Firefox Project Nova redesign adds toggle to disable all AI features

Editorial illustration for: Firefox's Project Nova redesign adds toggle to disable all AI features

In brief

  • Project Nova redesigns Firefox with rounded tabs and a fire-inspired color palette.
  • Plain-language controls let users disable AI features entirely, giving explicit choice over integration.
  • Mozilla's approach contrasts with Chrome's quiet installation of a 4GB Gemini Nano model.

The redesign: rounded tabs and fire

Project Nova features rounded tabs, a refreshed color palette inspired by fire, and compact mode finally making a comeback. Mozilla is redesigning its settings with plain-language controls that make privacy choices easier to act on—including controls for turning off AI features entirely.

The timing is deliberate. Chrome has been quietly installing an undeletable 4GB Gemini Nano model on its users' PCs. Meanwhile, browsers like Dia, Opera Neon, and Comet have been racing to build AI-first experiences that automate browsing and chat with tabs. Firefox's answer isn't to fold—it's to give users a choice.

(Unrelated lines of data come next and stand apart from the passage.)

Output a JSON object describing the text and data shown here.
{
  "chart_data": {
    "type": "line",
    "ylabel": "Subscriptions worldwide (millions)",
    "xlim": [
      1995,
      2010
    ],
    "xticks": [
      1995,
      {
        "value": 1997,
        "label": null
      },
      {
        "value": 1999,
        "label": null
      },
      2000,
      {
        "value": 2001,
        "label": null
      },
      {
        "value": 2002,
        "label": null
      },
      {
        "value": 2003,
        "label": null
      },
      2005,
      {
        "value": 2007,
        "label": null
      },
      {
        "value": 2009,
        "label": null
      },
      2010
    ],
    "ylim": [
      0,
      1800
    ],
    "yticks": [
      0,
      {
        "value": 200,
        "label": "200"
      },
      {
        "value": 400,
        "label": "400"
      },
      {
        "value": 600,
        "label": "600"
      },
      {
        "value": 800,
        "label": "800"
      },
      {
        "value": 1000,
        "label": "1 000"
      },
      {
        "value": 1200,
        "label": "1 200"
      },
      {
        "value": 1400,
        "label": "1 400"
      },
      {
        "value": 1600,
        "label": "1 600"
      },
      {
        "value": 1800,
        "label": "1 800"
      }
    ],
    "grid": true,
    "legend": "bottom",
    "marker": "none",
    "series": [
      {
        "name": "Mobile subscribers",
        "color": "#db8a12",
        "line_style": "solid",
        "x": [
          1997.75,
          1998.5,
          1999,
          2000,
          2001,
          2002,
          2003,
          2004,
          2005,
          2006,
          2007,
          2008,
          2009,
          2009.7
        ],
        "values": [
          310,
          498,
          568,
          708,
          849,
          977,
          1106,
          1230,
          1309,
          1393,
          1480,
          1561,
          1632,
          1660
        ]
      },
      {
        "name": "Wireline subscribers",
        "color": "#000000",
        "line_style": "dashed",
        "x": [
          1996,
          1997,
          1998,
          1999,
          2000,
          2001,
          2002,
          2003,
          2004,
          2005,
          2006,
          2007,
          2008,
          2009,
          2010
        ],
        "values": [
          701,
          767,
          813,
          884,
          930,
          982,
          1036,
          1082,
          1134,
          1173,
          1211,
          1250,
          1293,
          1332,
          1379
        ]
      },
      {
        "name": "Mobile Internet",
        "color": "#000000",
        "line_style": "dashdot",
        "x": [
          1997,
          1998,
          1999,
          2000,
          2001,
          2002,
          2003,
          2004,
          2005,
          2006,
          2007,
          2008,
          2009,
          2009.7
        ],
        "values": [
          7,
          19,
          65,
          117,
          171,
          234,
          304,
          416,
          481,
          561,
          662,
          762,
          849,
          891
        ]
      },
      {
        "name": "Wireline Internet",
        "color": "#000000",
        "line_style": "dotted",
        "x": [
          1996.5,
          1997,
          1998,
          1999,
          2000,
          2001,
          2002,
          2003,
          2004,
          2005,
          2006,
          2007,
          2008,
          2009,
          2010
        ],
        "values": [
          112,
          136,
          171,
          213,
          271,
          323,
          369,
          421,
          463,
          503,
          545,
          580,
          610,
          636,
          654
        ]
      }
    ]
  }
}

Market position and the "no bloat" trend

Firefox holds approximately 4.44% of global browser market share, a far cry from Chrome's roughly 66%. That gap has been widening for years. But the browser space is shifting. In April, Brave launched Brave Origin—a paid browser build ($60 one-time, free on Linux) that strips out Leo, Rewards, Wallet, VPN, Tor windows, and telemetry. Before that, tutorials on manually "debloating" Brave had been going viral for years.

The fact that "no AI, no bloat" is now a paid product category says something about user frustration.

Mozilla's bet

Mozilla stated that Firefox is the only browser built for people, not platforms. Project Nova is the visual argument for that claim. Instead of fighting the AI wave, Firefox is letting users opt out entirely—a stance that mirrors its historical stance on privacy and user agency.